Specific localities include the Buffalo River Pass in the Eastern Cape, and several sites in KwaZulu-Natal including Hluhluwe Nature Reserve, Dukuduku Forest Station, and the Umhlatuze River mouth.

==Habitat==
Thomisops granulatus is free-living on plants and has been collected from grass and herbs using sweep nets. The species inhabits Forest, Savanna, and Thicket biomes. It has been found in areas where both ants and termites are abundant, suggesting a possible association with these insects.

==Description==

Thomisops granulatus is distinguished by its very coarse granulation of the carapace and legs, making it unique among species in the genus Thomisops. It is the only species in the genus whose leg segments have distinct tubercles topped with club-shaped setae.

Females are larger than males and have a total length of 4 mm. The female carapace is yellowish brown, darker at the sides, with a clear white rim around the lateral edge. The opisthosoma is creamy white with a few irregular small dark spots. The sternum is yellow with a black rim. The legs have distinctive mottled patterns with white, pale yellow, and brown coloration.

The female carapace is 1.5 times wider posteriorly than anteriorly and is almost triangular in shape with a truncated anterior end. The integument is granulous and clothed with numerous round, polyp-like tubercles, each bearing a brown club-shaped curved seta. The epigyne has spermathecal orifices that are circular in shape on both sides.

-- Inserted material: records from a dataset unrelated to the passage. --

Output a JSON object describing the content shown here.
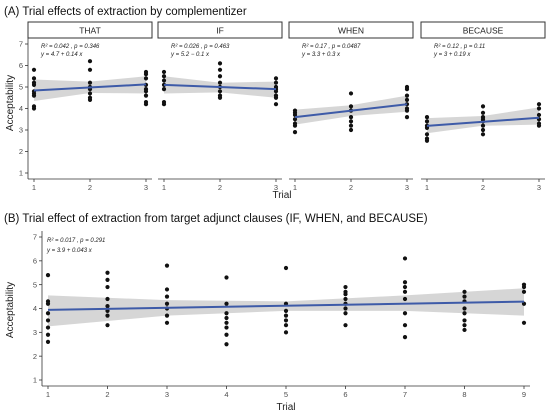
{
  "colors": {
    "point": "#111111",
    "line": "#3e5ba8",
    "band": "#c8c8c8",
    "strip_fill": "#ffffff",
    "strip_border": "#333333",
    "axis": "#333333"
  },
  "chart_data": [
    {
      "type": "scatter",
      "title": "(A) Trial effects of extraction by complementizer",
      "xlabel": "Trial",
      "ylabel": "Acceptability",
      "xlim": [
        1,
        3
      ],
      "ylim": [
        1,
        7
      ],
      "x_ticks": [
        "1",
        "2",
        "3"
      ],
      "y_ticks": [
        "1",
        "2",
        "3",
        "4",
        "5",
        "6",
        "7"
      ],
      "grid": false,
      "fit": "linear with 95% confidence band",
      "facets": [
        {
          "name": "THAT",
          "stat": "R² = 0.042 , p = 0.346",
          "equation": "y = 4.7 + 0.14 x",
          "intercept": 4.7,
          "slope": 0.14,
          "band": [
            [
              1,
              4.35,
              5.35
            ],
            [
              2,
              4.72,
              5.25
            ],
            [
              3,
              4.7,
              5.5
            ]
          ],
          "points": [
            [
              1,
              5.8
            ],
            [
              1,
              5.4
            ],
            [
              1,
              5.2
            ],
            [
              1,
              5.1
            ],
            [
              1,
              4.8
            ],
            [
              1,
              4.7
            ],
            [
              1,
              4.6
            ],
            [
              1,
              4.1
            ],
            [
              1,
              4.0
            ],
            [
              2,
              6.2
            ],
            [
              2,
              5.8
            ],
            [
              2,
              5.2
            ],
            [
              2,
              5.0
            ],
            [
              2,
              4.9
            ],
            [
              2,
              4.7
            ],
            [
              2,
              4.5
            ],
            [
              2,
              4.4
            ],
            [
              3,
              5.7
            ],
            [
              3,
              5.6
            ],
            [
              3,
              5.4
            ],
            [
              3,
              5.1
            ],
            [
              3,
              4.9
            ],
            [
              3,
              4.8
            ],
            [
              3,
              4.6
            ],
            [
              3,
              4.3
            ],
            [
              3,
              4.2
            ]
          ]
        },
        {
          "name": "IF",
          "stat": "R² = 0.026 , p = 0.463",
          "equation": "y = 5.2 − 0.1 x",
          "intercept": 5.2,
          "slope": -0.1,
          "band": [
            [
              1,
              4.7,
              5.5
            ],
            [
              2,
              4.75,
              5.2
            ],
            [
              3,
              4.5,
              5.25
            ]
          ],
          "points": [
            [
              1,
              5.7
            ],
            [
              1,
              5.5
            ],
            [
              1,
              5.3
            ],
            [
              1,
              5.1
            ],
            [
              1,
              4.9
            ],
            [
              1,
              4.3
            ],
            [
              1,
              4.2
            ],
            [
              2,
              6.1
            ],
            [
              2,
              5.8
            ],
            [
              2,
              5.5
            ],
            [
              2,
              5.2
            ],
            [
              2,
              5.0
            ],
            [
              2,
              4.8
            ],
            [
              2,
              4.6
            ],
            [
              2,
              4.5
            ],
            [
              3,
              5.4
            ],
            [
              3,
              5.2
            ],
            [
              3,
              5.0
            ],
            [
              3,
              4.9
            ],
            [
              3,
              4.8
            ],
            [
              3,
              4.6
            ],
            [
              3,
              4.5
            ],
            [
              3,
              4.2
            ]
          ]
        },
        {
          "name": "WHEN",
          "stat": "R² = 0.17 , p = 0.0487",
          "equation": "y = 3.3 + 0.3 x",
          "intercept": 3.3,
          "slope": 0.3,
          "band": [
            [
              1,
              3.25,
              3.95
            ],
            [
              2,
              3.65,
              4.15
            ],
            [
              3,
              3.85,
              4.6
            ]
          ],
          "points": [
            [
              1,
              3.9
            ],
            [
              1,
              3.8
            ],
            [
              1,
              3.7
            ],
            [
              1,
              3.5
            ],
            [
              1,
              3.3
            ],
            [
              1,
              3.2
            ],
            [
              1,
              2.9
            ],
            [
              2,
              4.7
            ],
            [
              2,
              4.1
            ],
            [
              2,
              3.9
            ],
            [
              2,
              3.6
            ],
            [
              2,
              3.4
            ],
            [
              2,
              3.2
            ],
            [
              2,
              3.0
            ],
            [
              3,
              5.0
            ],
            [
              3,
              4.9
            ],
            [
              3,
              4.6
            ],
            [
              3,
              4.4
            ],
            [
              3,
              4.2
            ],
            [
              3,
              4.0
            ],
            [
              3,
              3.9
            ],
            [
              3,
              3.6
            ]
          ]
        },
        {
          "name": "BECAUSE",
          "stat": "R² = 0.12 , p = 0.11",
          "equation": "y = 3 + 0.19 x",
          "intercept": 3.0,
          "slope": 0.19,
          "band": [
            [
              1,
              2.85,
              3.55
            ],
            [
              2,
              3.2,
              3.65
            ],
            [
              3,
              3.25,
              4.05
            ]
          ],
          "points": [
            [
              1,
              3.6
            ],
            [
              1,
              3.4
            ],
            [
              1,
              3.2
            ],
            [
              1,
              3.1
            ],
            [
              1,
              2.8
            ],
            [
              1,
              2.6
            ],
            [
              1,
              2.5
            ],
            [
              2,
              4.1
            ],
            [
              2,
              3.8
            ],
            [
              2,
              3.6
            ],
            [
              2,
              3.5
            ],
            [
              2,
              3.4
            ],
            [
              2,
              3.2
            ],
            [
              2,
              3.0
            ],
            [
              2,
              2.8
            ],
            [
              3,
              4.2
            ],
            [
              3,
              4.0
            ],
            [
              3,
              3.7
            ],
            [
              3,
              3.5
            ],
            [
              3,
              3.3
            ],
            [
              3,
              3.2
            ]
          ]
        }
      ]
    },
    {
      "type": "scatter",
      "title": "(B) Trial effect of extraction from target adjunct clauses (IF, WHEN, and BECAUSE)",
      "xlabel": "Trial",
      "ylabel": "Acceptability",
      "xlim": [
        1,
        9
      ],
      "ylim": [
        1,
        7
      ],
      "x_ticks": [
        "1",
        "2",
        "3",
        "4",
        "5",
        "6",
        "7",
        "8",
        "9"
      ],
      "y_ticks": [
        "1",
        "2",
        "3",
        "4",
        "5",
        "6",
        "7"
      ],
      "grid": false,
      "fit": "linear with 95% confidence band",
      "stat": "R² = 0.017 , p = 0.291",
      "equation": "y = 3.9 + 0.043 x",
      "intercept": 3.9,
      "slope": 0.043,
      "band": [
        [
          1,
          3.25,
          4.55
        ],
        [
          3,
          3.7,
          4.35
        ],
        [
          5,
          3.9,
          4.3
        ],
        [
          7,
          3.9,
          4.55
        ],
        [
          9,
          3.7,
          4.85
        ]
      ],
      "points": [
        [
          1,
          5.4
        ],
        [
          1,
          4.3
        ],
        [
          1,
          4.2
        ],
        [
          1,
          3.8
        ],
        [
          1,
          3.5
        ],
        [
          1,
          3.2
        ],
        [
          1,
          2.9
        ],
        [
          1,
          2.6
        ],
        [
          2,
          5.5
        ],
        [
          2,
          5.2
        ],
        [
          2,
          4.9
        ],
        [
          2,
          4.4
        ],
        [
          2,
          4.1
        ],
        [
          2,
          3.9
        ],
        [
          2,
          3.7
        ],
        [
          2,
          3.3
        ],
        [
          3,
          5.8
        ],
        [
          3,
          4.8
        ],
        [
          3,
          4.5
        ],
        [
          3,
          4.2
        ],
        [
          3,
          4.0
        ],
        [
          3,
          3.7
        ],
        [
          3,
          3.4
        ],
        [
          4,
          5.3
        ],
        [
          4,
          4.2
        ],
        [
          4,
          3.8
        ],
        [
          4,
          3.6
        ],
        [
          4,
          3.4
        ],
        [
          4,
          3.2
        ],
        [
          4,
          2.9
        ],
        [
          4,
          2.5
        ],
        [
          5,
          5.7
        ],
        [
          5,
          4.2
        ],
        [
          5,
          3.9
        ],
        [
          5,
          3.7
        ],
        [
          5,
          3.5
        ],
        [
          5,
          3.3
        ],
        [
          5,
          3.0
        ],
        [
          6,
          4.9
        ],
        [
          6,
          4.7
        ],
        [
          6,
          4.6
        ],
        [
          6,
          4.4
        ],
        [
          6,
          4.2
        ],
        [
          6,
          4.0
        ],
        [
          6,
          3.8
        ],
        [
          6,
          3.3
        ],
        [
          7,
          6.1
        ],
        [
          7,
          5.1
        ],
        [
          7,
          4.9
        ],
        [
          7,
          4.7
        ],
        [
          7,
          4.4
        ],
        [
          7,
          3.8
        ],
        [
          7,
          3.3
        ],
        [
          7,
          2.8
        ],
        [
          8,
          4.7
        ],
        [
          8,
          4.5
        ],
        [
          8,
          4.3
        ],
        [
          8,
          4.0
        ],
        [
          8,
          3.8
        ],
        [
          8,
          3.5
        ],
        [
          8,
          3.3
        ],
        [
          8,
          3.1
        ],
        [
          9,
          5.0
        ],
        [
          9,
          4.9
        ],
        [
          9,
          4.7
        ],
        [
          9,
          4.2
        ],
        [
          9,
          3.4
        ]
      ]
    }
  ]
}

Males are darker and smaller than females, with a total length of 2.36 mm. The male carapace is 1.3 times wider posteriorly than anteriorly and is dark brown with a white rim around the edge. The opisthosoma is flattened and shield-like in appearance, yellow with irregular black patches and grey sides mottled with white.

Juveniles are paler in colour and strongly mottled, with white tubercles bearing very prominent setae.

==Conservation==
Thomisops granulatus is classified as Least Concern due to its wide geographical range. It is recorded from two protected areas: Dukuduku Forest Station and Hluhluwe Nature Reserve. No known threats have been identified, and no specific conservation actions are recommended.